Interfacial structure and protein incorporation in sparsely tethered phospholipid membranes : Data

Abstract for the Article: We describe herein a cell membrane mimicking system designed for bioanalytical applications. Our tethered bilayer lipid membrane (tBLM) is based on mixed self-assembled monolayers (SAMs) on gold terminated by linear hydrophobic tethers. Based on the previous studies, the latter are either randomly distributed over the SAM surface or phase-segregated into nanoclusters of at least 40 molecules. We have prepared and analyzed a series of tBLMs covering a range of conditions in terms of membrane phase (gel vs. fluid phases), type of substrate attachment (floating vs. tethered) and electrostatics (zwitterionic PC and negatively charged PG lipids). We studied the interfacial tBLM structure by employing neutron reflectometry (NR). In all cases, the NR analysis revealed formation of high coverage tBLMs where the lipid bilayer was separated from the SAM by a highly hydrated interlayer of 5-6 Å. Notably, the 1-stearoyl-2-oleoyl-sn-glycero-3-phosphocholine (SOPC) tBLM on a substrate presenting nanoscale tether clusters had a larger solution interlayer thickness around 12 Å. We relate this structural feature of the tBLM to the structural mismatch between the tether clusters and the kink in the oleoyl leg of the SOPC lipid.

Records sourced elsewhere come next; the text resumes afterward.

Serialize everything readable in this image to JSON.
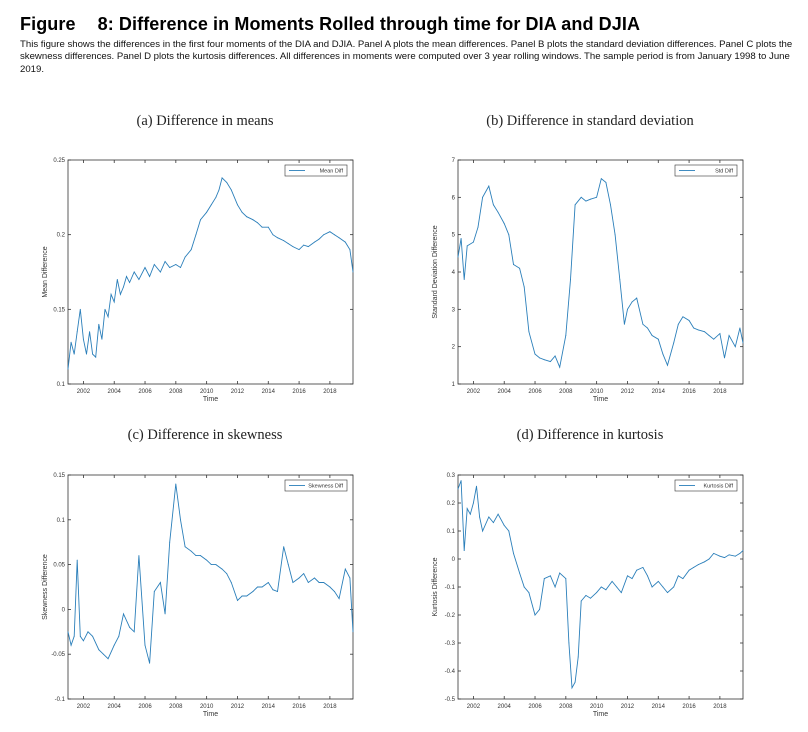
{
  "figure": {
    "label": "Figure",
    "title": "8: Difference in Moments Rolled through time for DIA and DJIA",
    "caption": "This figure shows the differences in the first four moments of the DIA and DJIA. Panel A plots the mean differences. Panel B plots the standard deviation differences. Panel C plots the skewness differences. Panel D plots the kurtosis differences. All differences in moments were computed over 3 year rolling windows. The sample period is from January 1998 to June 2019."
  },
  "colors": {
    "line": "#2b7fba",
    "axis": "#333333"
  },
  "chart_data": [
    {
      "type": "line",
      "panel": "(a) Difference in means",
      "xlabel": "Time",
      "ylabel": "Mean Difference",
      "legend": "Mean Diff",
      "xlim": [
        2001.0,
        2019.5
      ],
      "ylim": [
        0.1,
        0.25
      ],
      "xticks": [
        "2002",
        "2004",
        "2006",
        "2008",
        "2010",
        "2012",
        "2014",
        "2016",
        "2018"
      ],
      "yticks": [
        "0.1",
        "0.15",
        "0.2",
        "0.25"
      ],
      "x": [
        2001.0,
        2001.2,
        2001.4,
        2001.6,
        2001.8,
        2002.0,
        2002.2,
        2002.4,
        2002.6,
        2002.8,
        2003.0,
        2003.2,
        2003.4,
        2003.6,
        2003.8,
        2004.0,
        2004.2,
        2004.4,
        2004.6,
        2004.8,
        2005.0,
        2005.3,
        2005.6,
        2006.0,
        2006.3,
        2006.6,
        2007.0,
        2007.3,
        2007.6,
        2008.0,
        2008.3,
        2008.6,
        2009.0,
        2009.3,
        2009.6,
        2010.0,
        2010.3,
        2010.6,
        2010.8,
        2011.0,
        2011.3,
        2011.6,
        2012.0,
        2012.3,
        2012.6,
        2013.0,
        2013.3,
        2013.6,
        2014.0,
        2014.3,
        2014.6,
        2015.0,
        2015.3,
        2015.6,
        2016.0,
        2016.3,
        2016.6,
        2017.0,
        2017.3,
        2017.6,
        2018.0,
        2018.3,
        2018.6,
        2019.0,
        2019.3,
        2019.5
      ],
      "values": [
        0.11,
        0.128,
        0.12,
        0.135,
        0.15,
        0.13,
        0.12,
        0.135,
        0.12,
        0.118,
        0.14,
        0.13,
        0.15,
        0.145,
        0.16,
        0.155,
        0.17,
        0.16,
        0.165,
        0.172,
        0.168,
        0.175,
        0.17,
        0.178,
        0.172,
        0.18,
        0.175,
        0.182,
        0.178,
        0.18,
        0.178,
        0.185,
        0.19,
        0.2,
        0.21,
        0.215,
        0.22,
        0.225,
        0.23,
        0.238,
        0.235,
        0.23,
        0.22,
        0.215,
        0.212,
        0.21,
        0.208,
        0.205,
        0.205,
        0.2,
        0.198,
        0.196,
        0.194,
        0.192,
        0.19,
        0.193,
        0.192,
        0.195,
        0.197,
        0.2,
        0.202,
        0.2,
        0.198,
        0.195,
        0.19,
        0.175
      ]
    },
    {
      "type": "line",
      "panel": "(b) Difference in standard deviation",
      "xlabel": "Time",
      "ylabel": "Standard Deviation Difference",
      "legend": "Std Diff",
      "xlim": [
        2001.0,
        2019.5
      ],
      "ylim": [
        1,
        7
      ],
      "xticks": [
        "2002",
        "2004",
        "2006",
        "2008",
        "2010",
        "2012",
        "2014",
        "2016",
        "2018"
      ],
      "yticks": [
        "1",
        "2",
        "3",
        "4",
        "5",
        "6",
        "7"
      ],
      "x": [
        2001.0,
        2001.2,
        2001.4,
        2001.6,
        2002.0,
        2002.3,
        2002.6,
        2003.0,
        2003.3,
        2003.6,
        2004.0,
        2004.3,
        2004.6,
        2005.0,
        2005.3,
        2005.6,
        2006.0,
        2006.3,
        2006.6,
        2007.0,
        2007.3,
        2007.6,
        2008.0,
        2008.3,
        2008.6,
        2009.0,
        2009.3,
        2009.6,
        2010.0,
        2010.3,
        2010.6,
        2010.9,
        2011.2,
        2011.5,
        2011.8,
        2012.0,
        2012.3,
        2012.6,
        2013.0,
        2013.3,
        2013.6,
        2014.0,
        2014.3,
        2014.6,
        2015.0,
        2015.3,
        2015.6,
        2016.0,
        2016.3,
        2016.6,
        2017.0,
        2017.3,
        2017.6,
        2018.0,
        2018.3,
        2018.6,
        2019.0,
        2019.3,
        2019.5
      ],
      "values": [
        4.4,
        4.9,
        3.8,
        4.7,
        4.8,
        5.2,
        6.0,
        6.3,
        5.8,
        5.6,
        5.3,
        5.0,
        4.2,
        4.1,
        3.6,
        2.4,
        1.8,
        1.7,
        1.65,
        1.6,
        1.75,
        1.45,
        2.3,
        3.8,
        5.8,
        6.0,
        5.9,
        5.95,
        6.0,
        6.5,
        6.4,
        5.8,
        5.0,
        3.8,
        2.6,
        3.0,
        3.2,
        3.3,
        2.6,
        2.5,
        2.3,
        2.2,
        1.8,
        1.5,
        2.1,
        2.6,
        2.8,
        2.7,
        2.5,
        2.45,
        2.4,
        2.3,
        2.2,
        2.35,
        1.7,
        2.3,
        2.0,
        2.5,
        2.1
      ]
    },
    {
      "type": "line",
      "panel": "(c) Difference in skewness",
      "xlabel": "Time",
      "ylabel": "Skewness Difference",
      "legend": "Skewness Diff",
      "xlim": [
        2001.0,
        2019.5
      ],
      "ylim": [
        -0.1,
        0.15
      ],
      "xticks": [
        "2002",
        "2004",
        "2006",
        "2008",
        "2010",
        "2012",
        "2014",
        "2016",
        "2018"
      ],
      "yticks": [
        "-0.1",
        "-0.05",
        "0",
        "0.05",
        "0.1",
        "0.15"
      ],
      "x": [
        2001.0,
        2001.2,
        2001.4,
        2001.6,
        2001.8,
        2002.0,
        2002.3,
        2002.6,
        2003.0,
        2003.3,
        2003.6,
        2004.0,
        2004.3,
        2004.6,
        2005.0,
        2005.3,
        2005.6,
        2006.0,
        2006.3,
        2006.6,
        2007.0,
        2007.3,
        2007.6,
        2008.0,
        2008.3,
        2008.6,
        2009.0,
        2009.3,
        2009.6,
        2010.0,
        2010.3,
        2010.6,
        2011.0,
        2011.3,
        2011.6,
        2012.0,
        2012.3,
        2012.6,
        2013.0,
        2013.3,
        2013.6,
        2014.0,
        2014.3,
        2014.6,
        2015.0,
        2015.3,
        2015.6,
        2016.0,
        2016.3,
        2016.6,
        2017.0,
        2017.3,
        2017.6,
        2018.0,
        2018.3,
        2018.6,
        2019.0,
        2019.3,
        2019.5
      ],
      "values": [
        -0.025,
        -0.04,
        -0.03,
        0.055,
        -0.03,
        -0.035,
        -0.025,
        -0.03,
        -0.045,
        -0.05,
        -0.055,
        -0.04,
        -0.03,
        -0.005,
        -0.02,
        -0.025,
        0.06,
        -0.04,
        -0.06,
        0.02,
        0.03,
        -0.005,
        0.075,
        0.14,
        0.1,
        0.07,
        0.065,
        0.06,
        0.06,
        0.055,
        0.05,
        0.05,
        0.045,
        0.04,
        0.03,
        0.01,
        0.015,
        0.015,
        0.02,
        0.025,
        0.025,
        0.03,
        0.022,
        0.02,
        0.07,
        0.05,
        0.03,
        0.035,
        0.04,
        0.03,
        0.035,
        0.03,
        0.03,
        0.025,
        0.02,
        0.012,
        0.045,
        0.035,
        -0.025
      ]
    },
    {
      "type": "line",
      "panel": "(d) Difference in kurtosis",
      "xlabel": "Time",
      "ylabel": "Kurtosis Difference",
      "legend": "Kurtosis Diff",
      "xlim": [
        2001.0,
        2019.5
      ],
      "ylim": [
        -0.5,
        0.3
      ],
      "xticks": [
        "2002",
        "2004",
        "2006",
        "2008",
        "2010",
        "2012",
        "2014",
        "2016",
        "2018"
      ],
      "yticks": [
        "-0.5",
        "-0.4",
        "-0.3",
        "-0.2",
        "-0.1",
        "0",
        "0.1",
        "0.2",
        "0.3"
      ],
      "x": [
        2001.0,
        2001.2,
        2001.4,
        2001.6,
        2001.8,
        2002.0,
        2002.2,
        2002.4,
        2002.6,
        2003.0,
        2003.3,
        2003.6,
        2004.0,
        2004.3,
        2004.6,
        2005.0,
        2005.3,
        2005.6,
        2006.0,
        2006.3,
        2006.6,
        2007.0,
        2007.3,
        2007.6,
        2008.0,
        2008.2,
        2008.4,
        2008.6,
        2008.8,
        2009.0,
        2009.3,
        2009.6,
        2010.0,
        2010.3,
        2010.6,
        2011.0,
        2011.3,
        2011.6,
        2012.0,
        2012.3,
        2012.6,
        2013.0,
        2013.3,
        2013.6,
        2014.0,
        2014.3,
        2014.6,
        2015.0,
        2015.3,
        2015.6,
        2016.0,
        2016.3,
        2016.6,
        2017.0,
        2017.3,
        2017.6,
        2018.0,
        2018.3,
        2018.6,
        2019.0,
        2019.3,
        2019.5
      ],
      "values": [
        0.25,
        0.28,
        0.03,
        0.18,
        0.16,
        0.2,
        0.26,
        0.15,
        0.1,
        0.15,
        0.13,
        0.16,
        0.12,
        0.1,
        0.02,
        -0.05,
        -0.1,
        -0.12,
        -0.2,
        -0.18,
        -0.07,
        -0.06,
        -0.1,
        -0.05,
        -0.07,
        -0.3,
        -0.46,
        -0.44,
        -0.35,
        -0.15,
        -0.13,
        -0.14,
        -0.12,
        -0.1,
        -0.11,
        -0.08,
        -0.1,
        -0.12,
        -0.06,
        -0.07,
        -0.04,
        -0.03,
        -0.06,
        -0.1,
        -0.08,
        -0.1,
        -0.12,
        -0.1,
        -0.06,
        -0.07,
        -0.04,
        -0.03,
        -0.02,
        -0.01,
        0.0,
        0.02,
        0.01,
        0.005,
        0.015,
        0.01,
        0.02,
        0.03
      ]
    }
  ]
}
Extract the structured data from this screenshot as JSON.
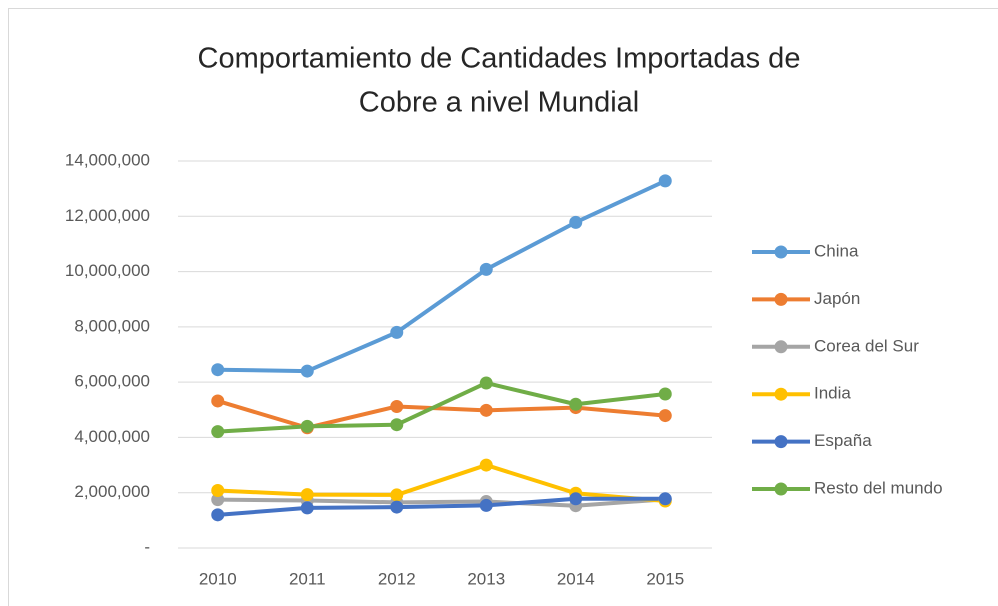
{
  "chart_data": {
    "type": "line",
    "title": [
      "Comportamiento de Cantidades Importadas de",
      "Cobre a nivel Mundial"
    ],
    "categories": [
      "2010",
      "2011",
      "2012",
      "2013",
      "2014",
      "2015"
    ],
    "series": [
      {
        "name": "China",
        "color": "#5b9bd5",
        "values": [
          6450000,
          6400000,
          7800000,
          10080000,
          11780000,
          13280000
        ]
      },
      {
        "name": "Japón",
        "color": "#ed7d31",
        "values": [
          5320000,
          4350000,
          5120000,
          4980000,
          5080000,
          4790000
        ]
      },
      {
        "name": "Corea del Sur",
        "color": "#a5a5a5",
        "values": [
          1750000,
          1720000,
          1650000,
          1680000,
          1530000,
          1760000
        ]
      },
      {
        "name": "India",
        "color": "#ffc000",
        "values": [
          2080000,
          1930000,
          1920000,
          3000000,
          1980000,
          1700000
        ]
      },
      {
        "name": "España",
        "color": "#4472c4",
        "values": [
          1200000,
          1450000,
          1480000,
          1540000,
          1780000,
          1780000
        ]
      },
      {
        "name": "Resto del mundo",
        "color": "#70ad47",
        "values": [
          4210000,
          4400000,
          4460000,
          5970000,
          5200000,
          5570000
        ]
      }
    ],
    "ylim": [
      0,
      14000000
    ],
    "yticks": [
      {
        "value": 0,
        "label": "-"
      },
      {
        "value": 2000000,
        "label": "2,000,000"
      },
      {
        "value": 4000000,
        "label": "4,000,000"
      },
      {
        "value": 6000000,
        "label": "6,000,000"
      },
      {
        "value": 8000000,
        "label": "8,000,000"
      },
      {
        "value": 10000000,
        "label": "10,000,000"
      },
      {
        "value": 12000000,
        "label": "12,000,000"
      },
      {
        "value": 14000000,
        "label": "14,000,000"
      }
    ],
    "grid": true,
    "legend": "right"
  }
}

Further on, as a proof of concept we have successfully reconstituted the deuterated outer membrane protein F (OmpF) from E. coli into our tBLM system and confirmed the protein insertion by NR. Thus, the presented cell membrane mimicking platform is promising for quantitative studies of lipid and protein structures and interactions taking place at the cell membrane. Here: The Neutron Reflectometry data and data analysis scripts for the rascal software are found. As is the qaurtz crystal microbalance data.